There were times when you had to ask why they were doing this again.

"You know, dating you hasn't changed in all this time," she observed, relaxing a little after the orders were placed. It was true. Toby had never pretended to be anything other than the stubborn, self-righteous, endlessly argumentative person he was now. It was one of the things she'd found refreshing about him, after meeting so many people in politics who hid their darker sides behind false fronts and slimy smiles. Toby Ziegler wore his flaws with pride and his best points as if they were a quiet embarrassment to him.

That hadn't changed, although, like many other things, it had lost a certain amount of its charm with the passage of time.

"Last time, you agreed to marry me when I asked you," he reminded her.

"Last time, I didn't have the benefit of having experienced that happy state once before."

"So you won't marry me." He scowled, as if this was a particularly frustrating negotiation with a member of Congress who was being illogical.

"Give it time, Toby. A girl wants to be romanced," she added with a playful smirk.

Toby spread his hands to indicate the room. "Is this not romance?"

"This is a restaurant."

"There's a difference?"

She chuckled. "I continue to be amazed I let a catch like you go."

"As do I."

She smiled, and squeezed his hand. They were silent for a moment, still growing re-accustomed to the contact that had once been second nature. Then;

"Would you marry me if I got you pregnant?"

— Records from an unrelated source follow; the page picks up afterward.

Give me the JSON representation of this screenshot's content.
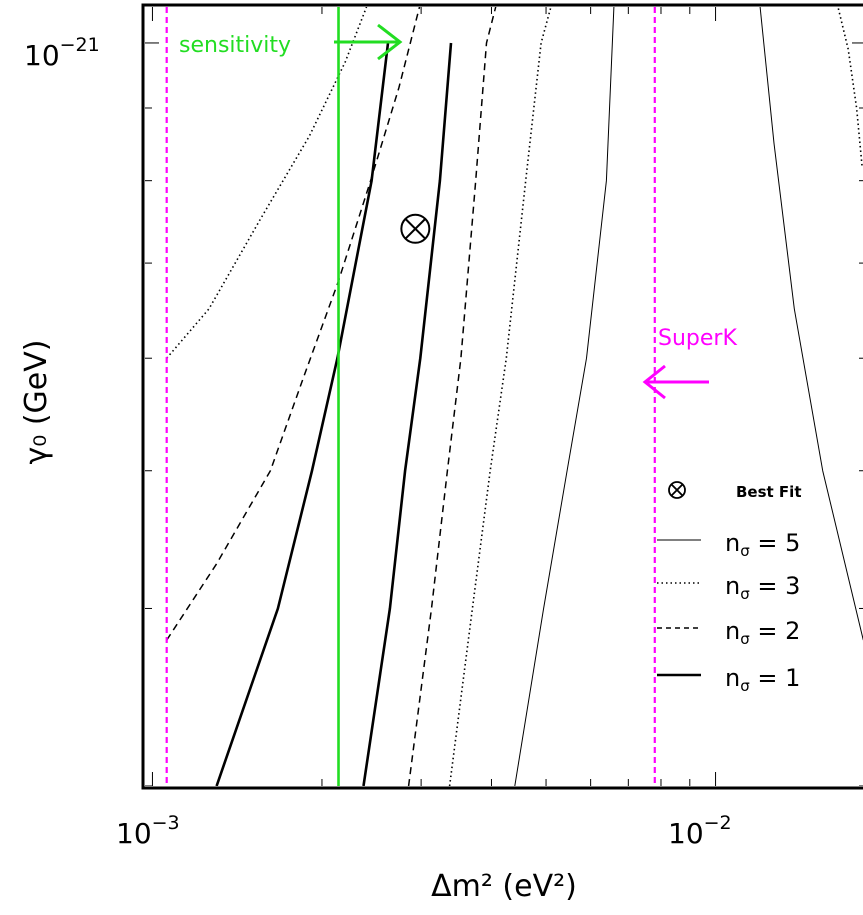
{
  "chart_data": {
    "type": "line",
    "xlabel": "Δm² (eV²)",
    "ylabel": "γ₀ (GeV)",
    "x_scale": "log",
    "y_scale": "log",
    "xlim": [
      0.00097,
      0.0185
    ],
    "ylim": [
      3e-22,
      1.06e-21
    ],
    "x_ticks": [
      {
        "value": 0.001,
        "label": "10",
        "exp": "−3"
      },
      {
        "value": 0.01,
        "label": "10",
        "exp": "−2"
      }
    ],
    "y_ticks": [
      {
        "value": 1e-21,
        "label": "10",
        "exp": "−21"
      }
    ],
    "series": [
      {
        "style": "n1",
        "x": [
          0.0013,
          0.00167,
          0.00192,
          0.00213,
          0.00245,
          0.00262
        ],
        "y": [
          3e-22,
          4e-22,
          5e-22,
          6e-22,
          8e-22,
          1e-21
        ]
      },
      {
        "style": "n1",
        "x": [
          0.00237,
          0.00264,
          0.00281,
          0.00299,
          0.00324,
          0.00339
        ],
        "y": [
          3e-22,
          4e-22,
          5e-22,
          6e-22,
          8e-22,
          1e-21
        ]
      },
      {
        "style": "n2",
        "x": [
          0.00106,
          0.0013,
          0.00162,
          0.00185,
          0.00214,
          0.00244,
          0.00274,
          0.00298
        ],
        "y": [
          3.8e-22,
          4.3e-22,
          5e-22,
          5.8e-22,
          6.8e-22,
          8e-22,
          9.3e-22,
          1.06e-21
        ]
      },
      {
        "style": "n2",
        "x": [
          0.00285,
          0.00313,
          0.00334,
          0.00353,
          0.00375,
          0.00392,
          0.00407
        ],
        "y": [
          3e-22,
          4e-22,
          5e-22,
          6e-22,
          8e-22,
          1e-21,
          1.06e-21
        ]
      },
      {
        "style": "n3",
        "x": [
          0.00106,
          0.00126,
          0.00155,
          0.0019,
          0.0022,
          0.0024
        ],
        "y": [
          6e-22,
          6.5e-22,
          7.5e-22,
          8.6e-22,
          9.7e-22,
          1.06e-21
        ]
      },
      {
        "style": "n3",
        "x": [
          0.00337,
          0.0037,
          0.00398,
          0.00425,
          0.0046,
          0.0049,
          0.0051
        ],
        "y": [
          3e-22,
          4e-22,
          5e-22,
          6e-22,
          8e-22,
          1e-21,
          1.06e-21
        ]
      },
      {
        "style": "n5",
        "x": [
          0.0044,
          0.00495,
          0.00545,
          0.0059,
          0.0064,
          0.0066
        ],
        "y": [
          3e-22,
          4e-22,
          5e-22,
          6e-22,
          8e-22,
          1.06e-21
        ]
      },
      {
        "style": "n5",
        "x": [
          0.0183,
          0.0155,
          0.0138,
          0.0127,
          0.012
        ],
        "y": [
          3.8e-22,
          5e-22,
          6.5e-22,
          8.5e-22,
          1.06e-21
        ]
      },
      {
        "style": "n3",
        "x": [
          0.0182,
          0.0178,
          0.0172,
          0.0165
        ],
        "y": [
          8.2e-22,
          9e-22,
          9.9e-22,
          1.06e-21
        ]
      }
    ],
    "vertical_lines": [
      {
        "x": 0.00106,
        "style": "superk"
      },
      {
        "x": 0.0078,
        "style": "superk"
      },
      {
        "x": 0.00214,
        "style": "sensitivity"
      }
    ],
    "best_fit": {
      "x": 0.00293,
      "y": 7.4e-22
    },
    "annotations": [
      {
        "text": "sensitivity",
        "color": "#22dd22",
        "arrow": "right"
      },
      {
        "text": "SuperK",
        "color": "#ff00ff",
        "arrow": "left"
      }
    ],
    "legend": {
      "position": "bottom-right",
      "items": [
        {
          "symbol": "best-fit",
          "label": "Best Fit"
        },
        {
          "symbol": "n5",
          "label": "n",
          "sub": "σ",
          "value": " = 5"
        },
        {
          "symbol": "n3",
          "label": "n",
          "sub": "σ",
          "value": " = 3"
        },
        {
          "symbol": "n2",
          "label": "n",
          "sub": "σ",
          "value": " = 2"
        },
        {
          "symbol": "n1",
          "label": "n",
          "sub": "σ",
          "value": " = 1"
        }
      ]
    },
    "colors": {
      "frame": "#000000",
      "curve": "#000000",
      "sensitivity": "#22dd22",
      "superk": "#ff00ff"
    }
  }
}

The waiter, returning to their table, gave Toby a very funny look. He tilted his head to looked up at him challengingly.

"Yes?"

Ah, dating Toby Ziegler. An experience few sane people would be prepared to go through once, let alone twice. She was out of her mind.

And she was enjoying every minute of it.


Of the many virtues he would be happy to recite to anyone who asked, even Josh himself would have to admit that patience didn't top the list.

Or, indeed, appear on it.

If Donna was here, she'd have been poking him in the side to quit fidgeting by now. Then again, had Donna been here, she'd probably have had contact phone numbers and other organisational things like that.

He'd had three cups of coffee, and paced off to the restroom and back enough times that the young woman taking orders had begun eyeing him with suspicion.

He kept checking his phone for messages, but there was nothing, and his cell was working fine. Donna wouldn't have failed to contact him if Congresswoman Henderson's office had called her for any reason. Unless he'd done something, of course, but he couldn't remember Donna being especially pissed at him for anything in recent memory. Of course, when he had done something, he rarely knew it...

She wasn't coming. Here he was, Deputy Chief of Staff getting stood up by a two-bit Congresswoman for some district he couldn't even remember. Okay, he'd set this up as purely an informal chat, and it was only one in a long chain of meetings for him, but it should have been a big thing for her.

Congress. Always so convinced of their own importance. He wouldn't have pegged Vicky as the type to show off how important she was by skipping a meeting with the White House Deputy Chief of Staff, but you could never tell.

Well, he wasn't wasting all his time. He signalled that he was ready to settle the bill.

"If a short woman with red hair comes in, can you tell her I've gone back to work?" he asked the waitress. "I'm Josh Lyman."

She gave a smile that was almost but not quite a smirk. "Your girlfriend stood you up?"

"It's a business meeting," he corrected quickly, but from the way she made a big show of nodding and accepting that, he didn't think she believed him.

He stomped out to hail a cab in a foul mood.